The country’s two biggest phone makers are seeking to increase production by third-party original development manufacturers in countries like India and China. It may be bad news for contractors here, but may be appreciated by overseas vendors and authorities, industry analysts told The Korea Herald.
“As long as Samsung maintains strict quality control, safety and privacy, it will be fine to outsource more smartphones or feature phones to low-cost ODMs in Asia,” said Neil Mawston, executive director at Strategic Analytics based in London in an email. “For example, Apple’s iPhones are largely built by ODMs in China today, and they performs well.”
Just like the PC industry where most computers are made by ODMs in lower-cost countries like China, more global smartphone production are likely to be relocated to emerging countries and regions like Latin America, India and China, the analyst mentioned.
“We expect Samsung to outsource more of the bottom half of its smartphone portfolio in the 2020s, to reduce costs,” Mawston said. “The cheaper models have the lowest profit margins.”

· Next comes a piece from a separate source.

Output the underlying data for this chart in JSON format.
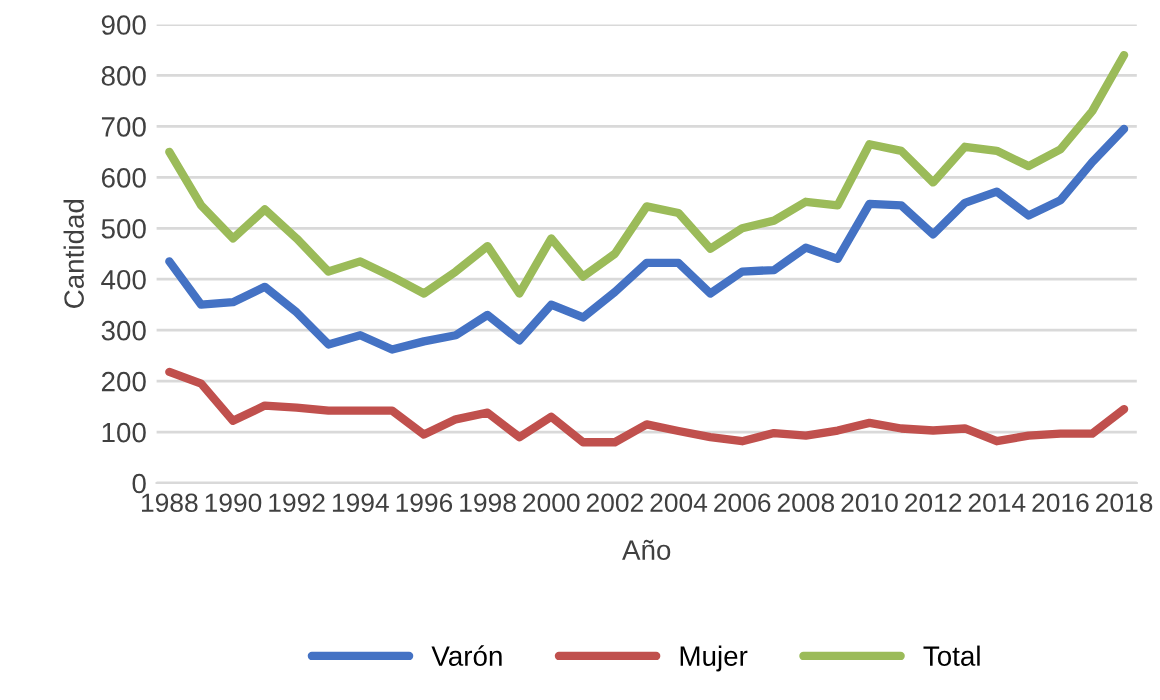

Both Samsung and LG have increased ODM volumes for midrange and low-end mass market models in China, India and Vietnam, in order to save costs and seek quicker launch cycles, according to industry sources.
|Chilean consumers try out a Samsung Galaxy Note 10 phone at a launching event in Santiago, Chile, in August. (Samsung Electronics)|
As per news reports, Samsung is likely to churn out around 60 million units of mass-market models with Chinese and Indian ODM firms for next year. Some rumors say that Samsung aims to increase the proportion of third-party phone production to 20 percent of its total annual output.
Samsung, however, declined to confirm the figure, while promising to minimize the impact on Korean contractors, during a conference call with investors after announcing its third-quarter earnings results.
LG has been depending on outsourcing since last year as the company shifted 30 percent of its production to ODMs in order to shave off costs for its money-losing phone business. Market analysts forecast that the company has already increased the ODM proportion to 50 percent this year and plans to raise it next year.
“For consumers, I doubt many of them would know or are interested in knowing where and who manufactured the phone, as long as the quality and after-sales service is fine,” said Linda Sui, director at Strategic Analytics based in Boston. “Hence I don’t think this is a major concern or issue.”
In terms of control of cost, quality and delivery, the outsourcing strategy will help Samsung and LG retain their product competitiveness and market leadership in countries where they are struggling against rising rivals like Xiaomi, the researchers said.
|The LG Q60, LG K50 and LG K40 phones (LG Electronics)|
For Samsung, the recent ODM contracts with Chinese companies like Wingtec and Huaqin are viewed as its last resort to restore its market share in China as well, in which the world’s biggest phone provider has just around 1 percent market share.
Meanwhile, the Korean phone maker shut down its own manufacturing facilities in Tianjin last year and Huizhou in September. It is also planning to reduce the number of local offices for the mobile business in China from 11 to five as part of its restructuring plans.
“If Samsung is creating more jobs with Chinese or Indian ODMs, this will please consumers and authorities in the countries, and will help its push in the world’s two biggest electronics markets in the future,” Mawston said.